A Quick Reality Check on Co-Resident Comparison

One more thing: you’re probably comparing your worst day to someone else’s best day.

  • The fast PGY-2 on wards? They were drowning as an intern.
  • The EM senior dispo-ing patients in 5 minutes? They once stayed 3 hours late every shift.
  • The ICU fellow who “never sits”? They used to double-chart everything out of fear.

You just don’t see that version of them.

Perceived vs Actual Resident Performance
What You SeeWhat’s Usually True
Co-resident leaves at 5They stayed late all intern year
Attending fast on rounds10+ years of pattern recognition
Senior never flusteredThey had panic attacks as a PGY-1
You always last to leaveYou’re earlier than last month

You’re in the part of the story where it feels awful and embarrassing and endless. It’s not the whole story.

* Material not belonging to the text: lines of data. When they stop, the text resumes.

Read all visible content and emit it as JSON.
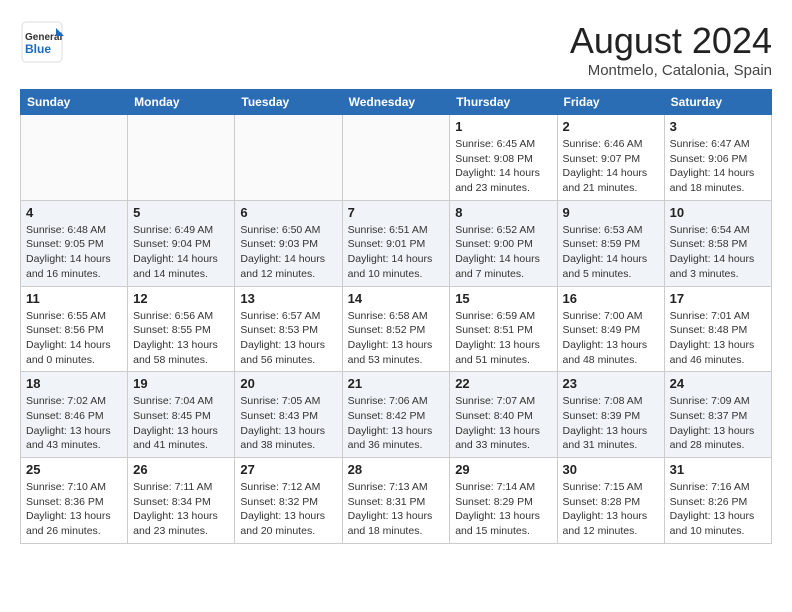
{
  "header": {
    "logo_general": "General",
    "logo_blue": "Blue",
    "month": "August 2024",
    "location": "Montmelo, Catalonia, Spain"
  },
  "days_of_week": [
    "Sunday",
    "Monday",
    "Tuesday",
    "Wednesday",
    "Thursday",
    "Friday",
    "Saturday"
  ],
  "weeks": [
    {
      "row_class": "row-1",
      "days": [
        {
          "num": "",
          "info": "",
          "empty": true
        },
        {
          "num": "",
          "info": "",
          "empty": true
        },
        {
          "num": "",
          "info": "",
          "empty": true
        },
        {
          "num": "",
          "info": "",
          "empty": true
        },
        {
          "num": "1",
          "info": "Sunrise: 6:45 AM\nSunset: 9:08 PM\nDaylight: 14 hours\nand 23 minutes.",
          "empty": false
        },
        {
          "num": "2",
          "info": "Sunrise: 6:46 AM\nSunset: 9:07 PM\nDaylight: 14 hours\nand 21 minutes.",
          "empty": false
        },
        {
          "num": "3",
          "info": "Sunrise: 6:47 AM\nSunset: 9:06 PM\nDaylight: 14 hours\nand 18 minutes.",
          "empty": false
        }
      ]
    },
    {
      "row_class": "row-2",
      "days": [
        {
          "num": "4",
          "info": "Sunrise: 6:48 AM\nSunset: 9:05 PM\nDaylight: 14 hours\nand 16 minutes.",
          "empty": false
        },
        {
          "num": "5",
          "info": "Sunrise: 6:49 AM\nSunset: 9:04 PM\nDaylight: 14 hours\nand 14 minutes.",
          "empty": false
        },
        {
          "num": "6",
          "info": "Sunrise: 6:50 AM\nSunset: 9:03 PM\nDaylight: 14 hours\nand 12 minutes.",
          "empty": false
        },
        {
          "num": "7",
          "info": "Sunrise: 6:51 AM\nSunset: 9:01 PM\nDaylight: 14 hours\nand 10 minutes.",
          "empty": false
        },
        {
          "num": "8",
          "info": "Sunrise: 6:52 AM\nSunset: 9:00 PM\nDaylight: 14 hours\nand 7 minutes.",
          "empty": false
        },
        {
          "num": "9",
          "info": "Sunrise: 6:53 AM\nSunset: 8:59 PM\nDaylight: 14 hours\nand 5 minutes.",
          "empty": false
        },
        {
          "num": "10",
          "info": "Sunrise: 6:54 AM\nSunset: 8:58 PM\nDaylight: 14 hours\nand 3 minutes.",
          "empty": false
        }
      ]
    },
    {
      "row_class": "row-3",
      "days": [
        {
          "num": "11",
          "info": "Sunrise: 6:55 AM\nSunset: 8:56 PM\nDaylight: 14 hours\nand 0 minutes.",
          "empty": false
        },
        {
          "num": "12",
          "info": "Sunrise: 6:56 AM\nSunset: 8:55 PM\nDaylight: 13 hours\nand 58 minutes.",
          "empty": false
        },
        {
          "num": "13",
          "info": "Sunrise: 6:57 AM\nSunset: 8:53 PM\nDaylight: 13 hours\nand 56 minutes.",
          "empty": false
        },
        {
          "num": "14",
          "info": "Sunrise: 6:58 AM\nSunset: 8:52 PM\nDaylight: 13 hours\nand 53 minutes.",
          "empty": false
        },
        {
          "num": "15",
          "info": "Sunrise: 6:59 AM\nSunset: 8:51 PM\nDaylight: 13 hours\nand 51 minutes.",
          "empty": false
        },
        {
          "num": "16",
          "info": "Sunrise: 7:00 AM\nSunset: 8:49 PM\nDaylight: 13 hours\nand 48 minutes.",
          "empty": false
        },
        {
          "num": "17",
          "info": "Sunrise: 7:01 AM\nSunset: 8:48 PM\nDaylight: 13 hours\nand 46 minutes.",
          "empty": false
        }
      ]
    },
    {
      "row_class": "row-4",
      "days": [
        {
          "num": "18",
          "info": "Sunrise: 7:02 AM\nSunset: 8:46 PM\nDaylight: 13 hours\nand 43 minutes.",
          "empty": false
        },
        {
          "num": "19",
          "info": "Sunrise: 7:04 AM\nSunset: 8:45 PM\nDaylight: 13 hours\nand 41 minutes.",
          "empty": false
        },
        {
          "num": "20",
          "info": "Sunrise: 7:05 AM\nSunset: 8:43 PM\nDaylight: 13 hours\nand 38 minutes.",
          "empty": false
        },
        {
          "num": "21",
          "info": "Sunrise: 7:06 AM\nSunset: 8:42 PM\nDaylight: 13 hours\nand 36 minutes.",
          "empty": false
        },
        {
          "num": "22",
          "info": "Sunrise: 7:07 AM\nSunset: 8:40 PM\nDaylight: 13 hours\nand 33 minutes.",
          "empty": false
        },
        {
          "num": "23",
          "info": "Sunrise: 7:08 AM\nSunset: 8:39 PM\nDaylight: 13 hours\nand 31 minutes.",
          "empty": false
        },
        {
          "num": "24",
          "info": "Sunrise: 7:09 AM\nSunset: 8:37 PM\nDaylight: 13 hours\nand 28 minutes.",
          "empty": false
        }
      ]
    },
    {
      "row_class": "row-5",
      "days": [
        {
          "num": "25",
          "info": "Sunrise: 7:10 AM\nSunset: 8:36 PM\nDaylight: 13 hours\nand 26 minutes.",
          "empty": false
        },
        {
          "num": "26",
          "info": "Sunrise: 7:11 AM\nSunset: 8:34 PM\nDaylight: 13 hours\nand 23 minutes.",
          "empty": false
        },
        {
          "num": "27",
          "info": "Sunrise: 7:12 AM\nSunset: 8:32 PM\nDaylight: 13 hours\nand 20 minutes.",
          "empty": false
        },
        {
          "num": "28",
          "info": "Sunrise: 7:13 AM\nSunset: 8:31 PM\nDaylight: 13 hours\nand 18 minutes.",
          "empty": false
        },
        {
          "num": "29",
          "info": "Sunrise: 7:14 AM\nSunset: 8:29 PM\nDaylight: 13 hours\nand 15 minutes.",
          "empty": false
        },
        {
          "num": "30",
          "info": "Sunrise: 7:15 AM\nSunset: 8:28 PM\nDaylight: 13 hours\nand 12 minutes.",
          "empty": false
        },
        {
          "num": "31",
          "info": "Sunrise: 7:16 AM\nSunset: 8:26 PM\nDaylight: 13 hours\nand 10 minutes.",
          "empty": false
        }
      ]
    }
  ]
}
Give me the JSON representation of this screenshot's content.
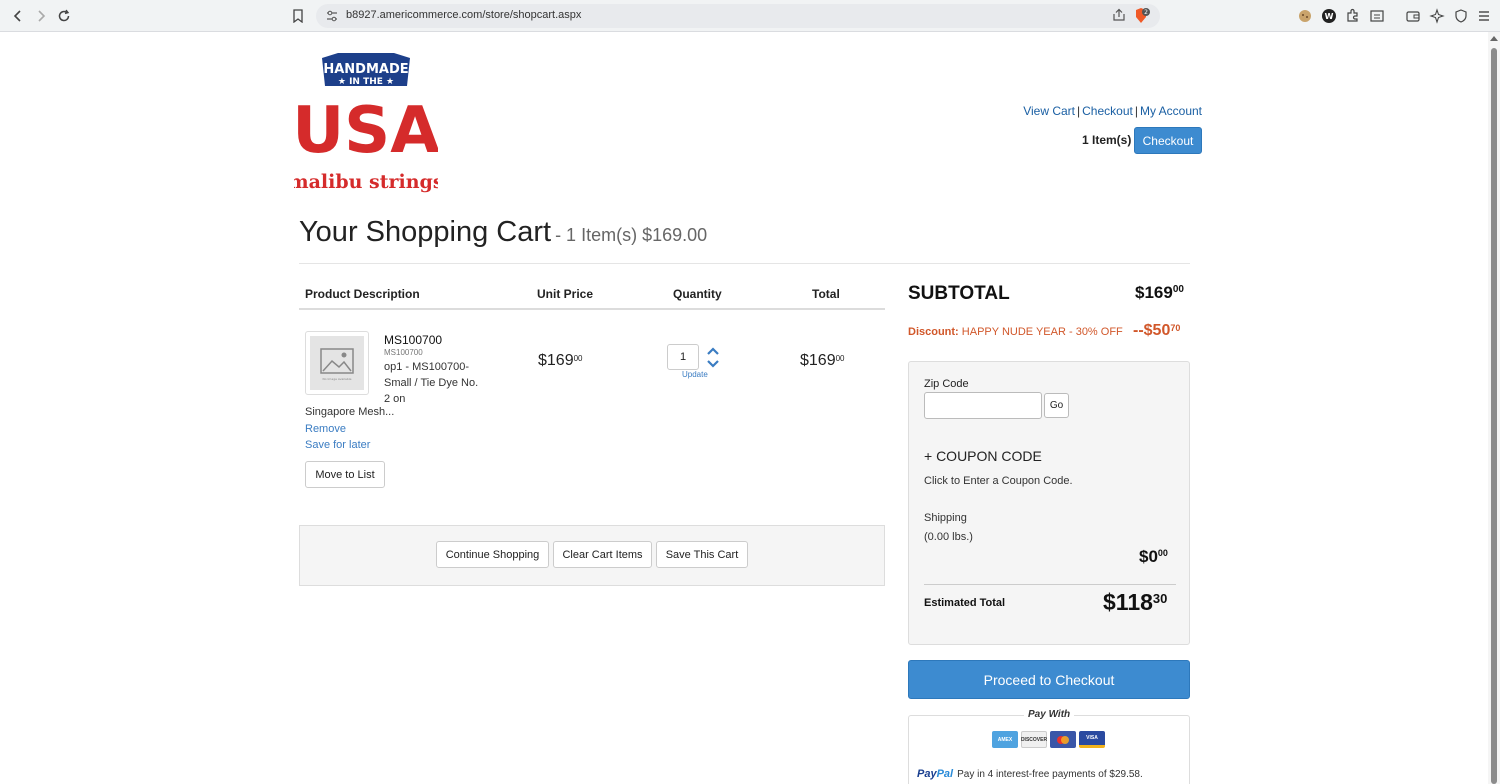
{
  "browser": {
    "url": "b8927.americommerce.com/store/shopcart.aspx",
    "brave_badge": "2"
  },
  "logo": {
    "line1": "HANDMADE",
    "line2": "★ IN THE ★",
    "line3": "USA",
    "line4": "malibu strings"
  },
  "header": {
    "view_cart": "View Cart",
    "checkout_link": "Checkout",
    "my_account": "My Account",
    "items_count": "1 Item(s)",
    "checkout_button": "Checkout"
  },
  "cart": {
    "title": "Your Shopping Cart",
    "subtitle": "- 1 Item(s) $169.00",
    "columns": [
      "Product Description",
      "Unit Price",
      "Quantity",
      "Total"
    ],
    "item": {
      "sku": "MS100700",
      "sku_small": "MS100700",
      "description": "op1 - MS100700-Small / Tie Dye No. 2 on",
      "description_cont": "Singapore Mesh...",
      "remove": "Remove",
      "save_for_later": "Save for later",
      "move_to_list": "Move to List",
      "unit_price_main": "$169",
      "unit_price_cents": "00",
      "quantity": "1",
      "update": "Update",
      "total_main": "$169",
      "total_cents": "00",
      "thumb_text": "No Image Available"
    },
    "buttons": {
      "continue": "Continue Shopping",
      "clear": "Clear Cart Items",
      "save": "Save This Cart"
    }
  },
  "summary": {
    "subtotal_label": "SUBTOTAL",
    "subtotal_main": "$169",
    "subtotal_cents": "00",
    "discount_label": "Discount:",
    "discount_name": "HAPPY NUDE YEAR - 30% OFF",
    "discount_main": "--$50",
    "discount_cents": "70",
    "zip_label": "Zip Code",
    "zip_value": "",
    "go": "Go",
    "coupon_title": "+ COUPON CODE",
    "coupon_sub": "Click to Enter a Coupon Code.",
    "shipping_label": "Shipping",
    "shipping_weight": "(0.00 lbs.)",
    "shipping_main": "$0",
    "shipping_cents": "00",
    "estimated_label": "Estimated Total",
    "estimated_main": "$118",
    "estimated_cents": "30",
    "proceed": "Proceed to Checkout",
    "pay_with": "Pay With",
    "cards": [
      "AMEX",
      "DISCOVER",
      "",
      "VISA"
    ],
    "paypal_a": "Pay",
    "paypal_b": "Pal",
    "paypal_text": "Pay in 4 interest-free payments of $29.58."
  },
  "colors": {
    "accent": "#3d8bd0",
    "link": "#1a5fa3",
    "discount": "#d1572a",
    "logo_red": "#d52b2b",
    "logo_blue": "#1d3f8a"
  }
}
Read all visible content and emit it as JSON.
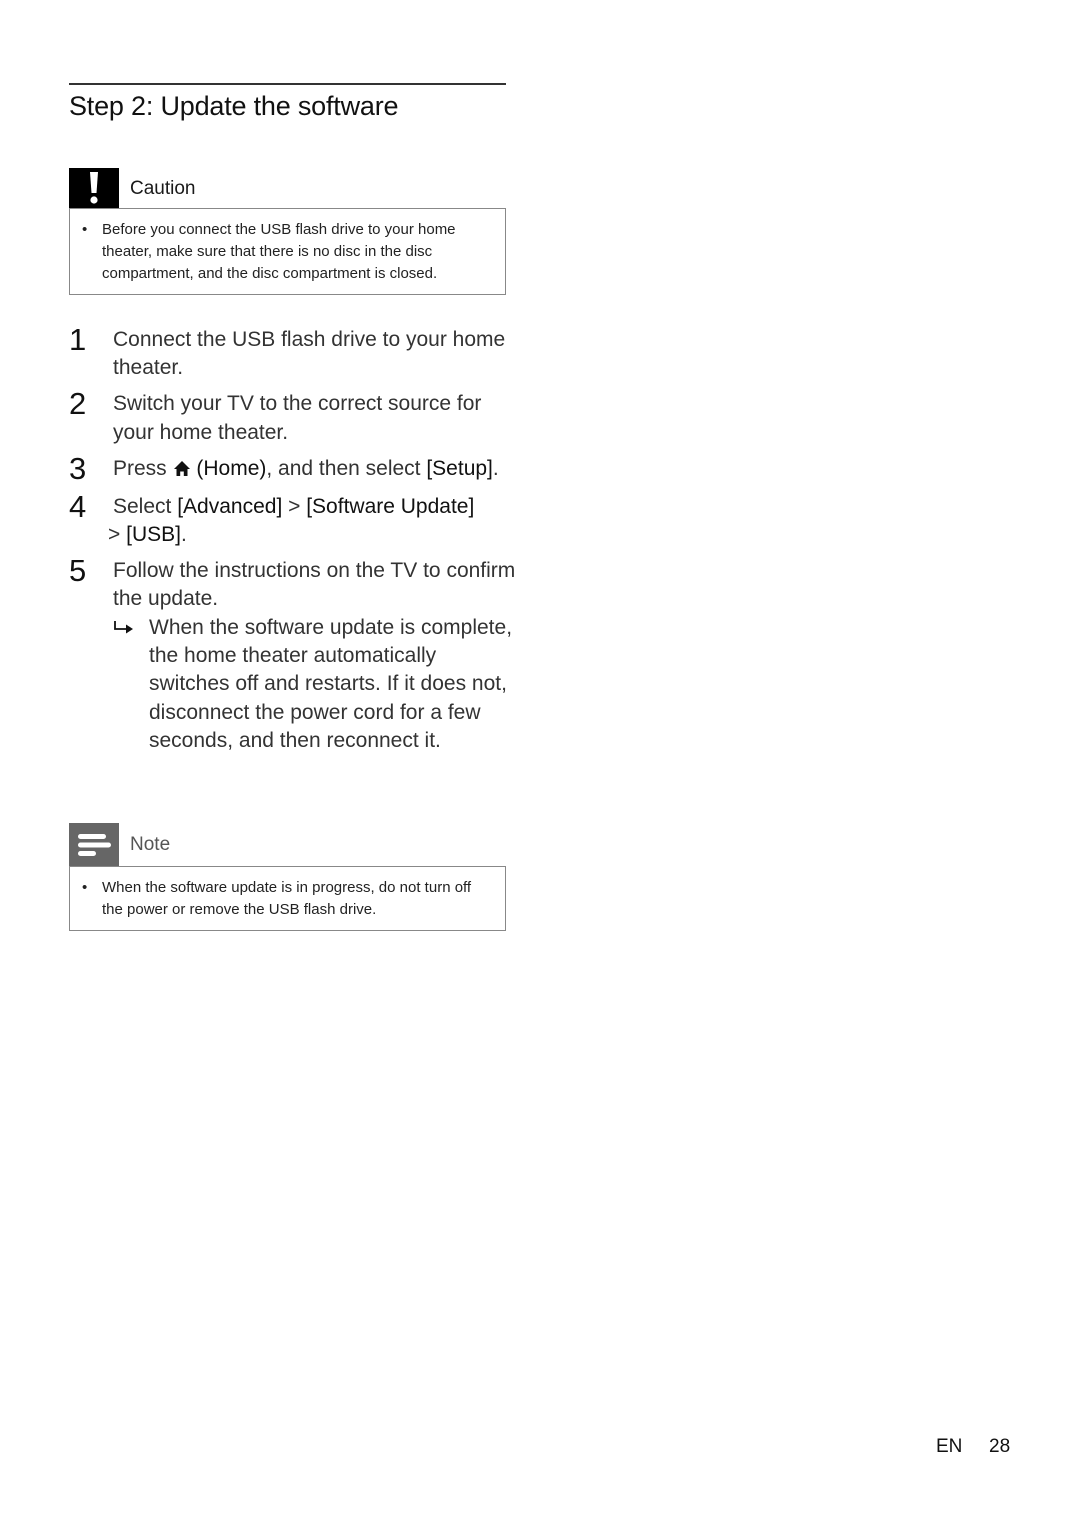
{
  "page": {
    "title": "Step 2: Update the software",
    "footer": {
      "language": "EN",
      "page_number": "28"
    }
  },
  "caution": {
    "icon": "exclamation-icon",
    "label": "Caution",
    "bullets": [
      "Before you connect the USB flash drive to your home theater, make sure that there is no disc in the disc compartment, and the disc compartment is closed."
    ]
  },
  "steps": [
    {
      "number": "1",
      "text": "Connect the USB flash drive to your home theater."
    },
    {
      "number": "2",
      "text": "Switch your TV to the correct source for your home theater."
    },
    {
      "number": "3",
      "prefix": "Press",
      "icon": "home-icon",
      "home_label": "(Home)",
      "middle": ", and then select ",
      "menu_item": "[Setup]",
      "suffix": "."
    },
    {
      "number": "4",
      "prefix": "Select ",
      "path": [
        "[Advanced]",
        "[Software Update]",
        "[USB]"
      ],
      "separator": " > ",
      "suffix": "."
    },
    {
      "number": "5",
      "text": "Follow the instructions on the TV to confirm the update.",
      "result": {
        "icon": "result-arrow-icon",
        "text": "When the software update is complete, the home theater automatically switches off and restarts. If it does not, disconnect the power cord for a few seconds, and then reconnect it."
      }
    }
  ],
  "note": {
    "icon": "note-lines-icon",
    "label": "Note",
    "bullets": [
      "When the software update is in progress, do not turn off the power or remove the USB flash drive."
    ]
  }
}
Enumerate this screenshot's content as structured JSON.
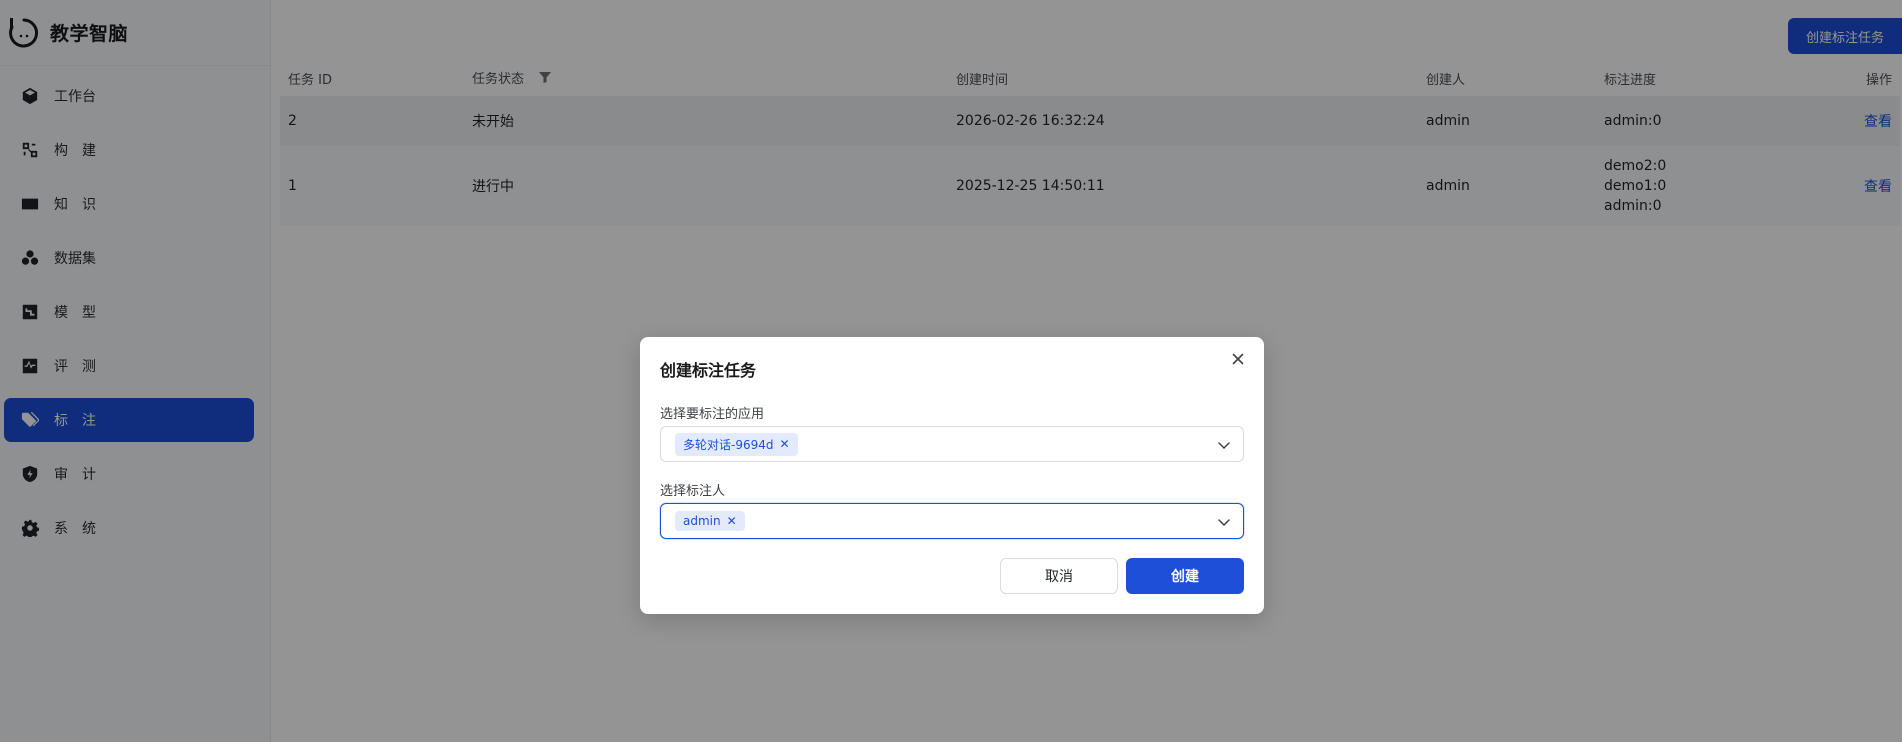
{
  "app": {
    "name": "教学智脑"
  },
  "sidebar": {
    "items": [
      {
        "label": "工作台",
        "icon": "cube-icon",
        "active": false
      },
      {
        "label": "构　建",
        "icon": "build-icon",
        "active": false
      },
      {
        "label": "知　识",
        "icon": "book-icon",
        "active": false
      },
      {
        "label": "数据集",
        "icon": "dataset-icon",
        "active": false
      },
      {
        "label": "模　型",
        "icon": "model-icon",
        "active": false
      },
      {
        "label": "评　测",
        "icon": "pulse-icon",
        "active": false
      },
      {
        "label": "标　注",
        "icon": "tag-icon",
        "active": true
      },
      {
        "label": "审　计",
        "icon": "shield-icon",
        "active": false
      },
      {
        "label": "系　统",
        "icon": "gear-icon",
        "active": false
      }
    ]
  },
  "header": {
    "create_button": "创建标注任务"
  },
  "table": {
    "columns": [
      "任务 ID",
      "任务状态",
      "创建时间",
      "创建人",
      "标注进度",
      "操作"
    ],
    "rows": [
      {
        "id": "2",
        "status": "未开始",
        "created_at": "2026-02-26 16:32:24",
        "creator": "admin",
        "progress": [
          "admin:0"
        ],
        "action": "查看"
      },
      {
        "id": "1",
        "status": "进行中",
        "created_at": "2025-12-25 14:50:11",
        "creator": "admin",
        "progress": [
          "demo2:0",
          "demo1:0",
          "admin:0"
        ],
        "action": "查看"
      }
    ]
  },
  "modal": {
    "title": "创建标注任务",
    "app_label": "选择要标注的应用",
    "app_selected": "多轮对话-9694d",
    "annotator_label": "选择标注人",
    "annotator_selected": "admin",
    "cancel": "取消",
    "confirm": "创建"
  },
  "colors": {
    "accent": "#1d4fd8",
    "overlay": "rgba(0,0,0,0.42)"
  }
}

If You Remember Nothing Else

Keep three things in your head:

  1. Being slower than your co-residents doesn’t mean you’re a bad doctor; it means you’re either early, anxious, disorganized, or all three—and all of those are fixable.
  2. Programs care more about safety, improvement, and honesty than raw speed. You get in trouble for being unsafe and unresponsive, not for staying an extra hour to finish your notes.
  3. Silence is what sinks you. If you’re consistently staying late, talk to someone, get specific workflow help, and treat this like a skill you can learn—not a permanent flaw you have to hide.

You’re not the only one who’s stayed under those fluorescent lights long after everyone else went home. The question isn’t whether you’re behind. It’s whether you’re willing to let people help you move forward.